Ventura High School’s ASB collaborates with Black Student Union to educate students on black resistance and activism


English teacher Greg Raney said, “I think any kind of effort or activity intended to bring awareness to black history is important. I think there’s always more we could do.” Photo by: Ruby Lacques

Ruby Lacques

 VHS commemorates Black History Month by decorating classroom doors with black figures who oppose the status quo

Black History Month is celebrated annually from Feb. 1 to March 1 across the United States, as well as in Canada and the U.K. It was first officially recognized in 1976 by Former U.S. President Gerald Ford, as a way to honor the often neglected accomplishments of Black Americans. 

This year’s theme for BHM, determined by the Association for the Study of African American Life and History, is “Black Resistance.” It aimed to create a way for people to recognize and acknowledge the racism, oppression and discrimination black people have resisted for centuries. February also focuses on remembering the more recent violent and devastating instances of brutality against black people. More specifically,  the January 2023 murder of Tyree Nichols at the hands of five Memphis police officers in Tennessee.

To involve students in BHM and spread awareness about the ongoing treatment of black people, ASB and BSU have organized an event and competition for VHS students to participate. Students can decorate their classroom doors in a way that showcases prominent black figures who have taken action to resist the status quo throughout history. Under the supervision of teachers, students have total creative freedom to honor the people of their choosing and reach the minds and hearts of fellow peers.

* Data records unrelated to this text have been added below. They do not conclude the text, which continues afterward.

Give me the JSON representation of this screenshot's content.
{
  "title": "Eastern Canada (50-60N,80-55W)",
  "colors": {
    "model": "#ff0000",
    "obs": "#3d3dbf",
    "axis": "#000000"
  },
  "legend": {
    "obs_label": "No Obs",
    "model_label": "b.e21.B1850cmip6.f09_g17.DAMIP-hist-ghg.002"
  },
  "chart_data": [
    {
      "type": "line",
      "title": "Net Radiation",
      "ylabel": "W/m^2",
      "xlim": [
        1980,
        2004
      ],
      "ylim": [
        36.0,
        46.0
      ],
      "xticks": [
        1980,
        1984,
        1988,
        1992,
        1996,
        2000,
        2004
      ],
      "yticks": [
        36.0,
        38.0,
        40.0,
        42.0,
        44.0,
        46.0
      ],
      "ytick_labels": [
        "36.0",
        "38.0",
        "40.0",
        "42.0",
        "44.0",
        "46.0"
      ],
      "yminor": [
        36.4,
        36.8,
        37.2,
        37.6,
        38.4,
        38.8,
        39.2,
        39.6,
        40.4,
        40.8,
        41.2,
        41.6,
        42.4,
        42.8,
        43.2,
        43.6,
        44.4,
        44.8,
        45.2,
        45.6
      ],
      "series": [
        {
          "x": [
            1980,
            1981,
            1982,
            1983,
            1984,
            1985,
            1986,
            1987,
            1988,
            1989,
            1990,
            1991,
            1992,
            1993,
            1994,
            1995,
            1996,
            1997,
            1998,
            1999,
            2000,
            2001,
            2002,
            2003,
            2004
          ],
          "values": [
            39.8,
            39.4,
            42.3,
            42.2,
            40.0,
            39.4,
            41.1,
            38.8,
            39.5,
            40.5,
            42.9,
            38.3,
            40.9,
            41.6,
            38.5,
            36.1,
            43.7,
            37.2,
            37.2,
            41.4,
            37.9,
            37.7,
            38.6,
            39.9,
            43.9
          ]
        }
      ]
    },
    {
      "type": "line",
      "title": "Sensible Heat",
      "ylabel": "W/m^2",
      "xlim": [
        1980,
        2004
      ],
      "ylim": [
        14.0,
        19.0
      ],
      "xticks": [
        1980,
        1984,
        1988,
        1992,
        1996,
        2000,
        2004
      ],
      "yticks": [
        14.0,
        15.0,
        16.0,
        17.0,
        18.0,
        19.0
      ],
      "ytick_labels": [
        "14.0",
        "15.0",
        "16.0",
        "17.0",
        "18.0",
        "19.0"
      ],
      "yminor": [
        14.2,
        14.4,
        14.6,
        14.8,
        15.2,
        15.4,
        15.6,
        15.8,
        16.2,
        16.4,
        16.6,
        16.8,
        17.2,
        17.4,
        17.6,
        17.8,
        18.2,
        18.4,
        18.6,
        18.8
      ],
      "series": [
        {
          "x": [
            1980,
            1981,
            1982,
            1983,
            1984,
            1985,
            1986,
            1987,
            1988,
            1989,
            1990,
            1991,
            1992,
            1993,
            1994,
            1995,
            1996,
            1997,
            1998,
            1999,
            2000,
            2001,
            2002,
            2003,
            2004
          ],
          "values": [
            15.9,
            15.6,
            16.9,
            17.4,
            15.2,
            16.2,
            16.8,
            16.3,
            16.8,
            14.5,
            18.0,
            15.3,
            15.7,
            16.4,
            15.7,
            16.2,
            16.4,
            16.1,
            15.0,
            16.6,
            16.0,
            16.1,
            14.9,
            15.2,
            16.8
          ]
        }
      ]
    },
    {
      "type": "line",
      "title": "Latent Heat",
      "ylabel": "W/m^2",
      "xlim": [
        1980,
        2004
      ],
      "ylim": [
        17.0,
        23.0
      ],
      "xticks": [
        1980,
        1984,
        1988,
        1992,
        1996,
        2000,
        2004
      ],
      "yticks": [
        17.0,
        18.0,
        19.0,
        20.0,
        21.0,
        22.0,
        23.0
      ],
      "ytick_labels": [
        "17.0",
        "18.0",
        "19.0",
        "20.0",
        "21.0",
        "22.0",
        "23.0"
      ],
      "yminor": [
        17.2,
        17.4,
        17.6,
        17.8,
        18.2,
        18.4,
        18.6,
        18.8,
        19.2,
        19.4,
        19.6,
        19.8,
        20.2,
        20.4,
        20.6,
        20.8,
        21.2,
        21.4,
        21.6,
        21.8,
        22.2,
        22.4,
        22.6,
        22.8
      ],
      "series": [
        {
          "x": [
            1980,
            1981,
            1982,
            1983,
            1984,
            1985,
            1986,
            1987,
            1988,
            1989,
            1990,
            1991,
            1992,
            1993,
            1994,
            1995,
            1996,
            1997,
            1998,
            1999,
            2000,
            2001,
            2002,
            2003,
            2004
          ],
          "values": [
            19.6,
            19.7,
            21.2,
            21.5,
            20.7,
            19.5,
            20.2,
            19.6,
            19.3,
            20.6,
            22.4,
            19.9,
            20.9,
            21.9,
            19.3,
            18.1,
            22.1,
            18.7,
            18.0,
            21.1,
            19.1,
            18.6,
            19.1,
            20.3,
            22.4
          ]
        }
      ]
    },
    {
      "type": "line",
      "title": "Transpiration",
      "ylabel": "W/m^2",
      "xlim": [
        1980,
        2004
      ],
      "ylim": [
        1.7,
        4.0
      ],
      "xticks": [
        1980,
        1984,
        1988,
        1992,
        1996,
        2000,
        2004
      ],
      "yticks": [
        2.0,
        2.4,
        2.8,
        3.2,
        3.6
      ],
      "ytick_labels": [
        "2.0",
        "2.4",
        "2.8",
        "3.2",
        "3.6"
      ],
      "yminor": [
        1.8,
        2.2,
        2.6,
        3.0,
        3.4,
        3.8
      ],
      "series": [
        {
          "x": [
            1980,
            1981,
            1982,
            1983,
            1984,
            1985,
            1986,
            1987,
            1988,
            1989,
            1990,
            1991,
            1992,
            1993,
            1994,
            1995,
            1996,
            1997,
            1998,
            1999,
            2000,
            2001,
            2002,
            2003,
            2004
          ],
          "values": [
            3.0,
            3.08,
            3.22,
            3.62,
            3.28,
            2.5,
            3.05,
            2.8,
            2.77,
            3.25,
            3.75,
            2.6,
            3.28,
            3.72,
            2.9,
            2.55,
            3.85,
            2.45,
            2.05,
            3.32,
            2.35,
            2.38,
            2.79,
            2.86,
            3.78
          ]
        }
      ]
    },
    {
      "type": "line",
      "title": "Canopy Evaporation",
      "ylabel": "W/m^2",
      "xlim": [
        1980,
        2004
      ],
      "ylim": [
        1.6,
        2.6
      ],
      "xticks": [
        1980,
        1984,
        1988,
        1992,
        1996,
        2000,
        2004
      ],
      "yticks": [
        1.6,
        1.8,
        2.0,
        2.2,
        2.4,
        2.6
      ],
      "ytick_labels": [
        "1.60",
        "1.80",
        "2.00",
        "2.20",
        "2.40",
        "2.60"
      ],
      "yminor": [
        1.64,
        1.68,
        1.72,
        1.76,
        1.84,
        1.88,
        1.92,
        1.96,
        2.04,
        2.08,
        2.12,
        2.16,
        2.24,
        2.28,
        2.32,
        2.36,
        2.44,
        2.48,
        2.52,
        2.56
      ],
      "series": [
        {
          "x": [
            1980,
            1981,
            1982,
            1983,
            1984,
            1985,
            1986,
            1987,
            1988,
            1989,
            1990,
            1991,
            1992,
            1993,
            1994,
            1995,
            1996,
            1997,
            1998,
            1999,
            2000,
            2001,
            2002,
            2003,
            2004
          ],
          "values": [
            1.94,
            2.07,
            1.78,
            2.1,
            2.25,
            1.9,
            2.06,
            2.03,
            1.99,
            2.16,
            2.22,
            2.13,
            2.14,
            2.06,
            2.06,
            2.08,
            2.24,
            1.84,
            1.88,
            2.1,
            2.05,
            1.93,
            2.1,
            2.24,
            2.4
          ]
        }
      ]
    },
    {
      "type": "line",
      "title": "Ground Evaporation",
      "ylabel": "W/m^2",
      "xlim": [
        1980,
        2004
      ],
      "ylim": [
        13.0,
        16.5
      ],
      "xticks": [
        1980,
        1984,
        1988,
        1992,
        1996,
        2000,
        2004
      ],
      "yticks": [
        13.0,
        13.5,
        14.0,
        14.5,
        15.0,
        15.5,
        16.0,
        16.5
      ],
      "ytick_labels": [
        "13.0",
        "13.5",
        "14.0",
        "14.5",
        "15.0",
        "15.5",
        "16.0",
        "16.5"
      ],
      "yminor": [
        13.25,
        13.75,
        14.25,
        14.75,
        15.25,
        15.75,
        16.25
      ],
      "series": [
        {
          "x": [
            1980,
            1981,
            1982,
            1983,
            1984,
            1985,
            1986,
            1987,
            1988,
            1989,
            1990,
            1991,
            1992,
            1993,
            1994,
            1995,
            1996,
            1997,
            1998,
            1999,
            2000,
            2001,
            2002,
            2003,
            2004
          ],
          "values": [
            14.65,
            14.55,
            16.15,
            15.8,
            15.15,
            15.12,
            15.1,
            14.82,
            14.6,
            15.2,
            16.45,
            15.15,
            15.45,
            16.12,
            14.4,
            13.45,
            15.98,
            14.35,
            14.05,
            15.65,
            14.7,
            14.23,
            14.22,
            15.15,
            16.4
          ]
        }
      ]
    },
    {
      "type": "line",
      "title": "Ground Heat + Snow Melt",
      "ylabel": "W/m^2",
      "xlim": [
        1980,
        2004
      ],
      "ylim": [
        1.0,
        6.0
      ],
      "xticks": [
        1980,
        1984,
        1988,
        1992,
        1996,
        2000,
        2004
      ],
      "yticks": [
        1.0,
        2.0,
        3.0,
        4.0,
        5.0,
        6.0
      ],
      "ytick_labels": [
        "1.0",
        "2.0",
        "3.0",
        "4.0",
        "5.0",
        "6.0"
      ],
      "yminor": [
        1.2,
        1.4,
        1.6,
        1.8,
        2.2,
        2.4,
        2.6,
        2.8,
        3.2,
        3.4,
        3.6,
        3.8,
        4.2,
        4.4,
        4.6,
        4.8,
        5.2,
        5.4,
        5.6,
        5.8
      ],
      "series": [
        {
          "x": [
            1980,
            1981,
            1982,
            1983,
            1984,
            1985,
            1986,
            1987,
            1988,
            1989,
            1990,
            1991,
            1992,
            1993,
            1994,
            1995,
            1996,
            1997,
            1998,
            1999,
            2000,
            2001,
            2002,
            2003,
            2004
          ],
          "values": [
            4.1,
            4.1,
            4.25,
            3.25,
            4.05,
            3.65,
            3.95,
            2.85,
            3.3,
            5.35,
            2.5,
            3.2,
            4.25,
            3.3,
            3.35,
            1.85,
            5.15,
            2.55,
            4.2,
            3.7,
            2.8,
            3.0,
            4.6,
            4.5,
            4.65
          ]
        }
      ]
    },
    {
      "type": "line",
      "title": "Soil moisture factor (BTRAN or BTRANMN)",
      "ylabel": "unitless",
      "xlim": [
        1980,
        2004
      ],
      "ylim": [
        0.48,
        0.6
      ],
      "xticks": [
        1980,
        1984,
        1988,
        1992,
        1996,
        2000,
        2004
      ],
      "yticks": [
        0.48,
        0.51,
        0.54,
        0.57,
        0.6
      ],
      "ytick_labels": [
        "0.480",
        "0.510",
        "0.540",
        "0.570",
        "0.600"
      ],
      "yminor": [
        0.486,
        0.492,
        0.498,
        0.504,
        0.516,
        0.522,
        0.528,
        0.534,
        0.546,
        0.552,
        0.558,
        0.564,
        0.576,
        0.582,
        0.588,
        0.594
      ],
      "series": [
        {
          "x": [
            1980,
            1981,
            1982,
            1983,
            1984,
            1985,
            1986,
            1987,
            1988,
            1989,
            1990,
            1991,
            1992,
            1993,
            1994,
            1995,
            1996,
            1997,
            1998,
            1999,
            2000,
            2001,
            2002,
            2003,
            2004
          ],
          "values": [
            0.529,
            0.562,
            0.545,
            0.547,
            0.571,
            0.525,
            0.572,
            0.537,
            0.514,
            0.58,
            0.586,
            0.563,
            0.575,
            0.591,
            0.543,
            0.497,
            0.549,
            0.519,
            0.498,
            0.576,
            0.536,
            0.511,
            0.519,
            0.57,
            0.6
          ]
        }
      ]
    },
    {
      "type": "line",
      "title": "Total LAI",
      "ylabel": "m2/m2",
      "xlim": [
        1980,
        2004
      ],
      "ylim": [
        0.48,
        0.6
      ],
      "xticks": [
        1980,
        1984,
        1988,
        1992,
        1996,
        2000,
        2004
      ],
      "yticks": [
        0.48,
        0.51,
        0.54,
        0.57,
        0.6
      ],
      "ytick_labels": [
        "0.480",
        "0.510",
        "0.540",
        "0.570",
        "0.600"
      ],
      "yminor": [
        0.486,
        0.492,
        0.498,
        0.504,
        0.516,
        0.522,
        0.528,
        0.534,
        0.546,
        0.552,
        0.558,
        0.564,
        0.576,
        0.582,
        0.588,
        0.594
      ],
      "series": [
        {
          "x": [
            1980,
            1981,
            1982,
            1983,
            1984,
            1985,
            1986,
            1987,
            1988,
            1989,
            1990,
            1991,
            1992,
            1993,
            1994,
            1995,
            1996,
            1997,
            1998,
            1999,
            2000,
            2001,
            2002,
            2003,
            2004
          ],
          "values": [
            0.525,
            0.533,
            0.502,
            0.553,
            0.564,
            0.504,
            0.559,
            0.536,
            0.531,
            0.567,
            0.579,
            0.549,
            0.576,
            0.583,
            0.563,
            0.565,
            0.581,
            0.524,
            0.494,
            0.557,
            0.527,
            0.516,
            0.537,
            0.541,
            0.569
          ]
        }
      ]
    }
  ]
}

Johnson’s class was one of the other participating classes in the competition. The class’ door displays people such as Toni Morrison and Martin Luther King Jr. Photo by; Ruby Lacques

English teacher Greg Raney was one of the few to lead their classes in the decorations. He had many ideas about what he wanted to see on the doors.

Mr. Raney said, “I would hope to see some sort of message that causes people to stop and think and pay attention and wonder, and just leave them something to think about as they go about their day. Or maybe if they saw something on a door and were motivated to google something or check somebody’s name or find out more about it.”

The deadline for the decoration was Feb. 28, when ASB and BSU determined their favorite doors and awarded the first-place door a $100 wishlist for the class. By the time the decorations were to be completed, not many classes had completed their doors.

Eva Romero ‘23 said, “Participation is terrible right now, none of my classes [had] been participating. But I have a feeling some of the art classes [did] … [For reaching students,] I think it has the same effect as poster making and the bulletin.”

As far as spreading awareness throughout campus and for students to bring home, others agree with Romero.

Raney said, “I don’t think that our campus is quite aware of black history or aware of black culture as much as we might think we are, or hope we are. And I think there is always more that we can be aware of and learn. I think the problem of race and racism in America is still very much ongoing and I think that if we ignore it we’re contributing to the problem.”